Posted by arbrealettres sur 2 novembre 2023



Illustration: Antonio Canova
    
Déclaration de Psyché à l’Amour

Qu’un monstre tel que vous inspire peu de crainte!
Et que, s’il a quelque poison,
Une âme aurait peu de raison
De hasarder la moindre plainte
Contre une favorable atteinte
Dont tout le coeur craindrait la guérison!

A peine je vous vois que mes frayeurs cessées
Laissent évanouir l’image du trépas,
Et que je sens couler dans mes veines glacées
Un je ne sais quel feu que je ne connais pas.

J’ai senti de l’estime et de la complaisance,
De l’amitié, de la reconnaissance;
De la compassion, les chagrins innocents
M’en ont fait sentir la puissance :
Mais je n’ai point encor senti ce que je sens.

Je ne sais ce que c’est; mais je sais qu’il me charme;
Que je n’en conçois point d’alarme.
Plus j’ai les yeux sur vous, plus je m’en sens charmer.
Tout ce que j’ai senti n’agissait point de même;
Et je dirais que je vous aime,
Seigneur, si je savais ce que c’est que d’aimer.

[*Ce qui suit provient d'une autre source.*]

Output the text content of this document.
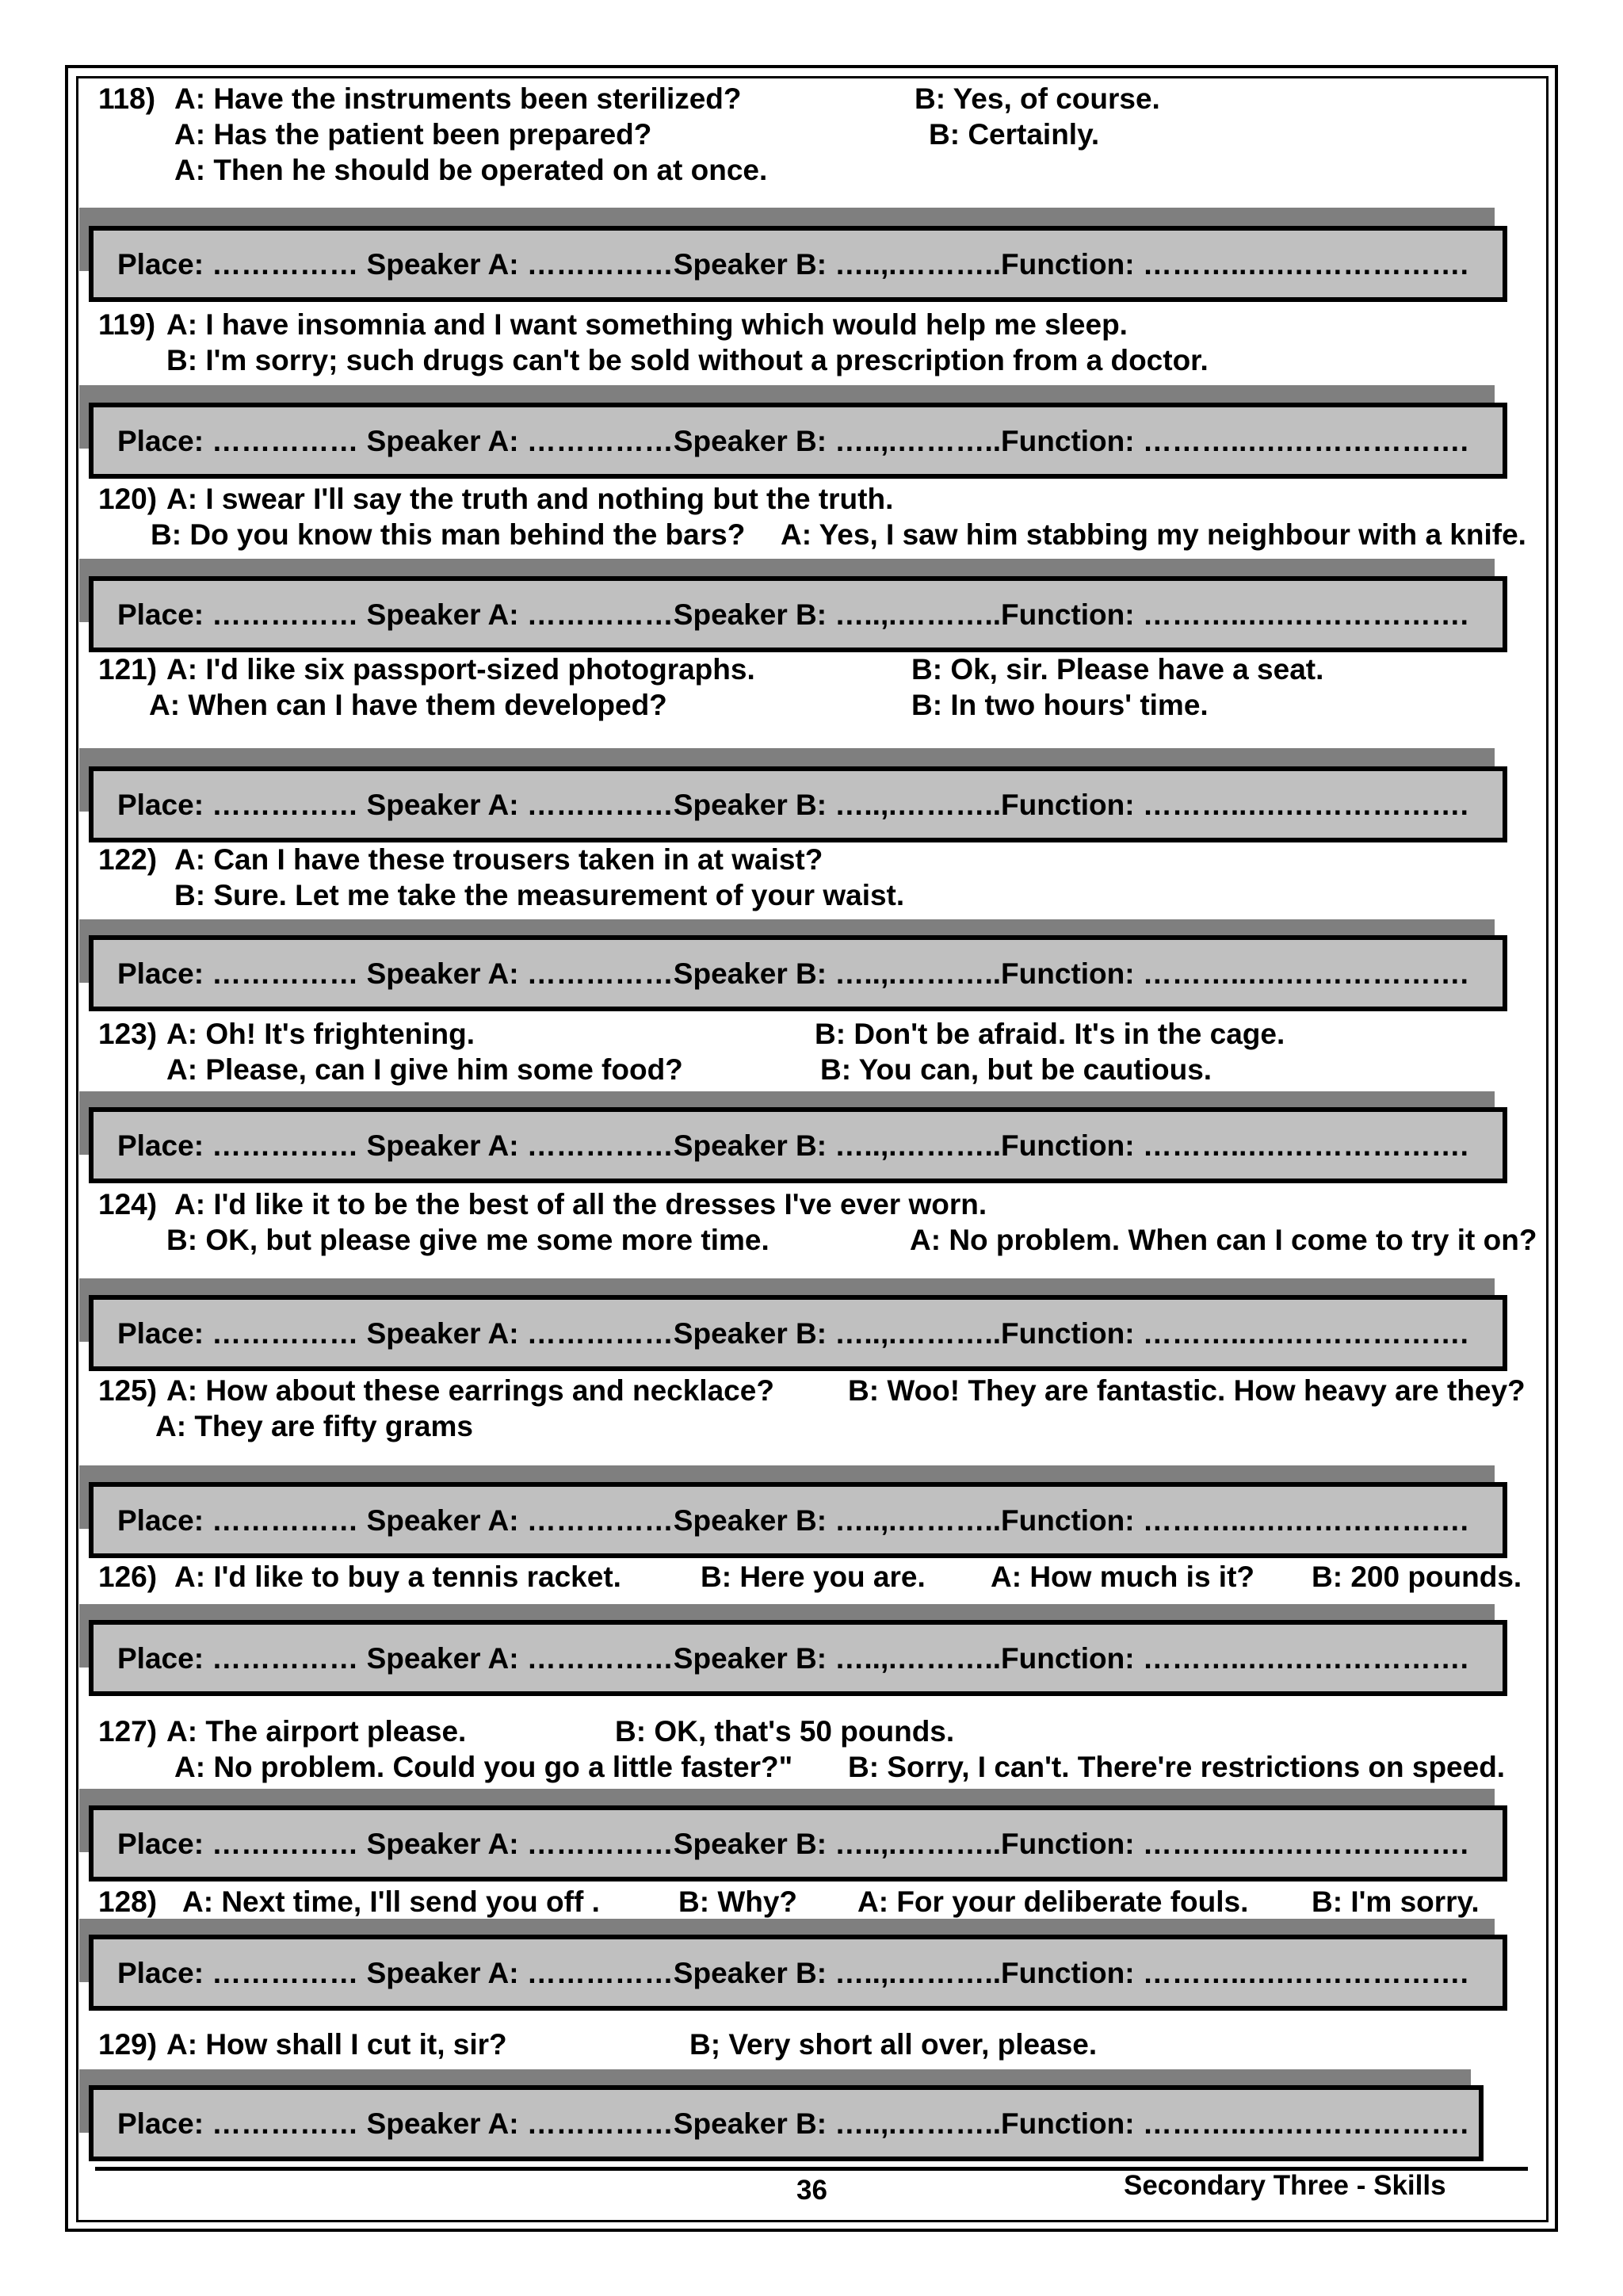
118) A: Have the instruments been sterilized?	B: Yes, of course.
A: Has the patient been prepared?	B: Certainly.
A: Then he should be operated on at once.
Place: …………… Speaker A: ……………Speaker B: …..,.………..Function: ………..….……………….
119) A: I have insomnia and I want something which would help me sleep.
B: I'm sorry; such drugs can't be sold without a prescription from a doctor.
Place: …………… Speaker A: ……………Speaker B: …..,.………..Function: ………..….……………….
120) A: I swear I'll say the truth and nothing but the truth.
B: Do you know this man behind the bars? A: Yes, I saw him stabbing my neighbour with a knife.
Place: …………… Speaker A: ……………Speaker B: …..,.………..Function: ………..….……………….
121) A: I'd like six passport-sized photographs.	B: Ok, sir. Please have a seat.
A: When can I have them developed?	B: In two hours' time.
Place: …………… Speaker A: ……………Speaker B: …..,.………..Function: ………..….……………….
122) A: Can I have these trousers taken in at waist?
B: Sure. Let me take the measurement of your waist.
Place: …………… Speaker A: ……………Speaker B: …..,.………..Function: ………..….……………….
123) A: Oh! It's frightening.	B: Don't be afraid. It's in the cage.
A: Please, can I give him some food?	B: You can, but be cautious.
Place: …………… Speaker A: ……………Speaker B: …..,.………..Function: ………..….……………….
124) A: I'd like it to be the best of all the dresses I've ever worn.
B: OK, but please give me some more time.	A: No problem. When can I come to try it on?
Place: …………… Speaker A: ……………Speaker B: …..,.………..Function: ………..….……………….
125) A: How about these earrings and necklace?	B: Woo! They are fantastic. How heavy are they?
A: They are fifty grams
Place: …………… Speaker A: ……………Speaker B: …..,.………..Function: ………..….……………….
126) A: I'd like to buy a tennis racket.	B: Here you are. A: How much is it? B: 200 pounds.
Place: …………… Speaker A: ……………Speaker B: …..,.………..Function: ………..….……………….
127) A: The airport please.	B: OK, that's 50 pounds.
A: No problem. Could you go a little faster?" B: Sorry, I can't. There're restrictions on speed.
Place: …………… Speaker A: ……………Speaker B: …..,.………..Function: ………..….……………….
128) A: Next time, I'll send you off .	B: Why? A: For your deliberate fouls. B: I'm sorry.
Place: …………… Speaker A: ……………Speaker B: …..,.………..Function: ………..….……………….
129) A: How shall I cut it, sir?	B; Very short all over, please.
Place: …………… Speaker A: ……………Speaker B: …..,.………..Function: ………..….……………….
36	Secondary Three - Skills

Ne les détournez point, ces yeux qui m’empoisonnent,
Ces yeux tendres, ces yeux perçants, mais amoureux,
Qui semblent partager le trouble qu’ils me donnent.
Hélas! plus ils sont dangereux,
Plus je me plais à m’attacher sur eux.

Par quel ordre du ciel, que je ne puis comprendre,
Vous dis-je plus que je ne dois,
Moi, de qui la pudeur devrait du moins attendre
Que vous m’expliquassiez le trouble où je vous vois?

Vous soupirez, seigneur, ainsi que je soupire;
Vos sens, comme les miens, paraissent interdits
C’est à moi de m’en taire, à vous de me le dire;
Et cependant c’est moi qui vous le dis.

(Pierre Corneille)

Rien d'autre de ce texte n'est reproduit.